When hundreds of Bharatiya Janata Party (BJP) members in Delhi work on the ground for the municipal election on April 23, 18 young technology enthusiasts manage the back-end at the party’s headquarters on Pandit Pant Marg.
In one go, they reach out to about 1.5 lakh booth and block-level workers through social media and WhatsApp groups to keep them informed about the issues in different wards.
They are part of the social media team of the state unit of the party that works for over 12 hours every day.
Apart from creating digital campaigns and putting live updates of rallies or political events online, the team has the responsibility to identify issues in every ward and inform party candidates about them. The feedback and suggestions received through them are later included in the party’s campaign strategy.

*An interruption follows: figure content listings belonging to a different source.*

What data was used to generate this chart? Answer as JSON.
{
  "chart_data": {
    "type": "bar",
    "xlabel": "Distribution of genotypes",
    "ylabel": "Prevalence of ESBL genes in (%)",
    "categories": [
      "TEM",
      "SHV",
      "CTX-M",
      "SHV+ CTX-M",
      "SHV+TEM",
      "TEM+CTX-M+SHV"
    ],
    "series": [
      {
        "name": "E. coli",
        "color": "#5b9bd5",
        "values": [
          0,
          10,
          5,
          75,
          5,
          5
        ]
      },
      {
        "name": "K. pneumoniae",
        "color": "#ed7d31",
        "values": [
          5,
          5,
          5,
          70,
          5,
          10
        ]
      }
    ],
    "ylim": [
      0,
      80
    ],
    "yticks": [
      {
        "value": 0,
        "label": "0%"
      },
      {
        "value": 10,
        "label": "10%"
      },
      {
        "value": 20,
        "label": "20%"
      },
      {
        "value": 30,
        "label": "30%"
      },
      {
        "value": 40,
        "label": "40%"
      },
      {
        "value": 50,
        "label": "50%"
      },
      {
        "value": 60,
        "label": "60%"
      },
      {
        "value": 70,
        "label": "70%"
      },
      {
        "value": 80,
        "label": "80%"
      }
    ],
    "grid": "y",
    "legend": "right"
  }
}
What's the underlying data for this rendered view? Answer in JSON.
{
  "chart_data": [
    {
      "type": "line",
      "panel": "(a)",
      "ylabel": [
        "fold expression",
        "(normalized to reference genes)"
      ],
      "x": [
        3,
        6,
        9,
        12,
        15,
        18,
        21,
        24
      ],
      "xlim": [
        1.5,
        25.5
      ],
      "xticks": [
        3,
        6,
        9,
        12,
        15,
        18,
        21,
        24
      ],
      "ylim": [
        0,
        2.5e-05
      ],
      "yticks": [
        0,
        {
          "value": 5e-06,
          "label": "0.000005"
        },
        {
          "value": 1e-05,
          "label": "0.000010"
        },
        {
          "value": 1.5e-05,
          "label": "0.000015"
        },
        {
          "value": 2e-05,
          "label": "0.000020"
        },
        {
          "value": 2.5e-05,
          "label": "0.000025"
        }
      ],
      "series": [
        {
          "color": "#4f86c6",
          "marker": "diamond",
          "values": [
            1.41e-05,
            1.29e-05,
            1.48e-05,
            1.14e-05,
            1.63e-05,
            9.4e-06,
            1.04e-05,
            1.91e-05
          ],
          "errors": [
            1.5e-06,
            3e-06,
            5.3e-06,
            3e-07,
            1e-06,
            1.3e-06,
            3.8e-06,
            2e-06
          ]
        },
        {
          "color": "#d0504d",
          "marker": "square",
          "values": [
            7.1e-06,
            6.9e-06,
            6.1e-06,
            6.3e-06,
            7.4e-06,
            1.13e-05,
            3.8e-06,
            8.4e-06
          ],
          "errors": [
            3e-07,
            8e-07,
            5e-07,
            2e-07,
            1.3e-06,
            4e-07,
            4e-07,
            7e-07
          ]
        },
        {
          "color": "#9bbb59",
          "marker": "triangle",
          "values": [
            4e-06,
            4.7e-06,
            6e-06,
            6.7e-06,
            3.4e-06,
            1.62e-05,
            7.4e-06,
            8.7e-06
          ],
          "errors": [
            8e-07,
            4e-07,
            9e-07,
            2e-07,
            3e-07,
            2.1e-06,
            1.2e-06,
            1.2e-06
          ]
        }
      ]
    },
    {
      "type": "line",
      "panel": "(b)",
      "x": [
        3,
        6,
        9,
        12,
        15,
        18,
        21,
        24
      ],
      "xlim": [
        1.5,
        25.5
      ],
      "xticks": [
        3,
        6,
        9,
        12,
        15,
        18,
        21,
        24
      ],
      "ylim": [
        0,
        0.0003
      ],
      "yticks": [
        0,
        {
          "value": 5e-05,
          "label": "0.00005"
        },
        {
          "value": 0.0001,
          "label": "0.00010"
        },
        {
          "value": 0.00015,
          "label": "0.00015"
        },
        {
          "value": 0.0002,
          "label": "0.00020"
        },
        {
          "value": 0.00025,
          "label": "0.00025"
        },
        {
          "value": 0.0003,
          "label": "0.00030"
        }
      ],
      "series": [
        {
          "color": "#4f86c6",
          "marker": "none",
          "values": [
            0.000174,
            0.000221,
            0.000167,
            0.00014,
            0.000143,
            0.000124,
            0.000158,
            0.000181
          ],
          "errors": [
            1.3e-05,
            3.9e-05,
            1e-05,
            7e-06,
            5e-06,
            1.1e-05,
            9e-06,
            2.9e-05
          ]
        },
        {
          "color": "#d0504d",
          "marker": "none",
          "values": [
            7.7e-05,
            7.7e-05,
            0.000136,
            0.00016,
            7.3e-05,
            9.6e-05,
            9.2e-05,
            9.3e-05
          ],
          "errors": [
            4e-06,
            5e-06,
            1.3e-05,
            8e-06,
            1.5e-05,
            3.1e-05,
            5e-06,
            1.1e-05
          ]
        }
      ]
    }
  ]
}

“Our social media volunteers are students, engineers, graphic designers, and people with social media expertise. The team, which sits at the party headquarters, remains in touch with more than 350 workers in all 272 wards,” said Delhi BJP’s IT cell convener, Sumit Bhasin.
The cell has appointed heads in each ward and one coordinator for five assembly constituencies, who run campaigns, initiated by it though 500 WhatApp groups. Bhasin said the party has synchronised its online campaign with offline mode for the first time for the municipal elections.
“They took the campaign further and try to connect with maximum number of people. They go to parks, markets, playgrounds, and households, where they talk to senior citizens, shopkeepers, housewives, and students. They show them graphics, video-audio clips, or messages received through social media. They also enquire about their problems and issues and send their feedbacks to us, which are incorporated in our candidates’ canvassing plans,” Bhasin said.
The volunteers are equipped with an app, VMS (volunteer management system), which has all the details such as streets and residential units in all 272 municipal wards. Through this system, which uses Google Maps, the party can track areas being covered by the volunteers and candidates.
“In the last 25 days, 22 hashtags prepared by the team were trending nationally. Earlier, it used to take a lot of time but we have developed such a network that our hashtags start trending within half an hour. They remain on top of the chart for 10-12 hours,” said Kunal Kapur, a member of the Delhi BJP social media team.
Unlike, BJP, the social media campaign of its rival — Delhi Congress — is not centralised. It functions from three locations in south and west Delhi round-the-clock. Around 15-20 volunteers work in three shifts.
Aniruddh Sharma, who heads the IT cell of Delhi Congress, earlier said that the entire system was centralised at party headquarters at Deen Dayal Upadhyay Marg but it has been decentralised for effective functioning.
The preparations had begun around 18 months ago when Delhi Congress chief Ajay Maken appointed about 150 volunteers for it, said Sharma.
“We have a dedicated team of 50-60 graphic designers and video editors and 80 volunteers, who work on research and push content on Twitter, Facebook, and WhatsApp. The cell is more active during prime time which starts around 5pm,” said Sharma.
The party has officially appointed a convener for all seven parliamentary constituencies who look after its campaign at booth level. “We don’t indulge in abusive and fake posts. It is a clear direction from Maken and head of communication Sharmishtha Mukherjee not to create any derogatory or sham content. All creatives are positive contents,” he added.